The score has improved by more than 15%! This is quite an important result, as it shows a self-consistent process to improve the performance of a model by excluding datapoints from its training set.

## Evaluation on anomalous data

Another interesting test is to corrupt some of the data and monitor how their valuation score changes. To do this, we will take one of the authors with the highest score and set all its popularity to 0.

In [None]:
high_dval = dval_df.iloc[-30:]
fig = plot_shapley_pydvl(high_dval, figsize=(20, 4), title='Artists with high data valuation scores', xlabel='artist', ylabel='shapley_dval')
fig.show()

From the plot above, we can see that Rihanna has one of the highest scores. Let's now take all the train labels related to her, set the score to 0 and re-calculate the data valuation scores.

In [None]:
train_data[0].loc[artist == 'Rihanna'] = 0
dataset = Dataset(*train_data, *val_data)
grouped_dataset = GroupedDataset.from_dataset(dataset, artist)
utility = Utility(
        model=GradientBoostingRegressor(n_estimators=3), data=grouped_dataset, scoring='neg_mean_absolute_error', enable_cache=True,
    )
dval_df = shapley_pydvl(utility, iterations_per_job=50, num_jobs=20)

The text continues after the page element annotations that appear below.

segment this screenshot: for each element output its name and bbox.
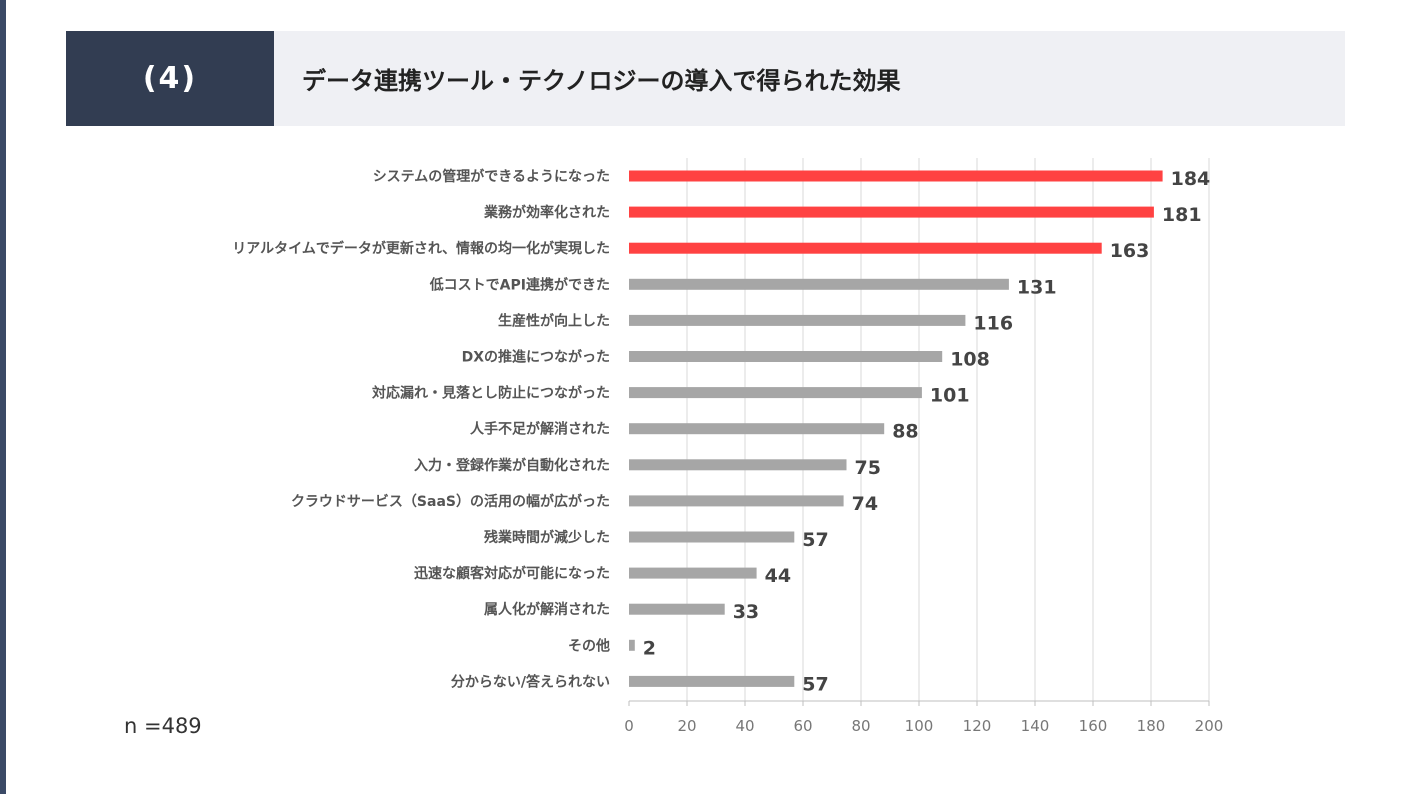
left-edge-strip	[0, 0, 6, 794]
x-tick-label: 120	[963, 717, 992, 735]
data-label: 101	[930, 385, 970, 407]
x-tick-label: 200	[1195, 717, 1224, 735]
data-label: 131	[1017, 276, 1057, 298]
bar	[629, 675, 795, 687]
page-title: データ連携ツール・テクノロジーの導入で得られた効果	[274, 31, 1345, 126]
x-tick-label: 20	[677, 717, 696, 735]
category-label: 分からない/答えられない	[451, 673, 610, 690]
x-tick-label: 160	[1079, 717, 1108, 735]
bar	[629, 495, 844, 507]
bar	[629, 314, 966, 326]
category-label: 人手不足が解消された	[470, 421, 610, 438]
x-tick-label: 40	[735, 717, 754, 735]
bar	[629, 206, 1154, 218]
category-label: 属人化が解消された	[484, 601, 610, 618]
data-label: 181	[1162, 204, 1202, 226]
category-label: 業務が効率化された	[483, 204, 610, 221]
data-label: 44	[765, 565, 791, 587]
bar	[629, 459, 847, 471]
data-label: 163	[1110, 240, 1150, 262]
category-label: 迅速な顧客対応が可能になった	[414, 565, 610, 582]
data-label: 116	[973, 312, 1013, 334]
bar	[629, 639, 635, 651]
category-label: リアルタイムでデータが更新され、情報の均一化が実現した	[232, 240, 610, 257]
x-tick-label: 100	[905, 717, 934, 735]
data-label: 57	[802, 673, 828, 695]
sample-size-note: n =489	[124, 714, 202, 738]
bar	[629, 567, 757, 579]
bar	[629, 423, 885, 435]
bar	[629, 278, 1009, 290]
x-tick-label: 180	[1137, 717, 1166, 735]
bar	[629, 603, 725, 615]
x-tick-label: 80	[851, 717, 870, 735]
category-label: その他	[568, 637, 610, 654]
data-label: 108	[950, 349, 990, 371]
bar	[629, 351, 943, 362]
category-label: 対応漏れ・見落とし防止につながった	[371, 385, 610, 402]
category-label: DXの推進につながった	[462, 349, 610, 366]
x-tick-label: 0	[624, 717, 634, 735]
section-number: (4)	[66, 31, 274, 126]
category-label: クラウドサービス（SaaS）の活用の幅が広がった	[291, 493, 610, 510]
data-label: 33	[733, 601, 759, 623]
data-label: 88	[892, 421, 918, 443]
bar	[629, 531, 795, 543]
data-label: 2	[643, 637, 656, 659]
category-label: 入力・登録作業が自動化された	[414, 457, 610, 474]
x-tick-label: 140	[1021, 717, 1050, 735]
data-label: 74	[852, 493, 878, 515]
category-label: 生産性が向上した	[498, 312, 610, 329]
x-tick-label: 60	[793, 717, 812, 735]
category-label: システムの管理ができるようになった	[373, 168, 610, 185]
bar	[629, 170, 1163, 182]
data-label: 184	[1171, 168, 1211, 190]
category-label: 低コストでAPI連携ができた	[429, 276, 610, 293]
bar	[629, 242, 1102, 254]
data-label: 75	[855, 457, 881, 479]
data-label: 57	[802, 529, 828, 551]
bar	[629, 387, 922, 399]
category-label: 残業時間が減少した	[484, 529, 610, 546]
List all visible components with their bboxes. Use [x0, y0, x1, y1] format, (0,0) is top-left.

Let's now take the low scoring artists and plot the results

In [None]:
low_dval = dval_df.iloc[:30]
fig = plot_shapley_pydvl(low_dval, figsize=(20, 4), title='Artists with low data valuation scores', xlabel='artist', ylabel='shapley_dval')
fig.show()

And Rihanna (our anomalous data group) has moved from top contributor to having negative impact on the performance of the model, as expected!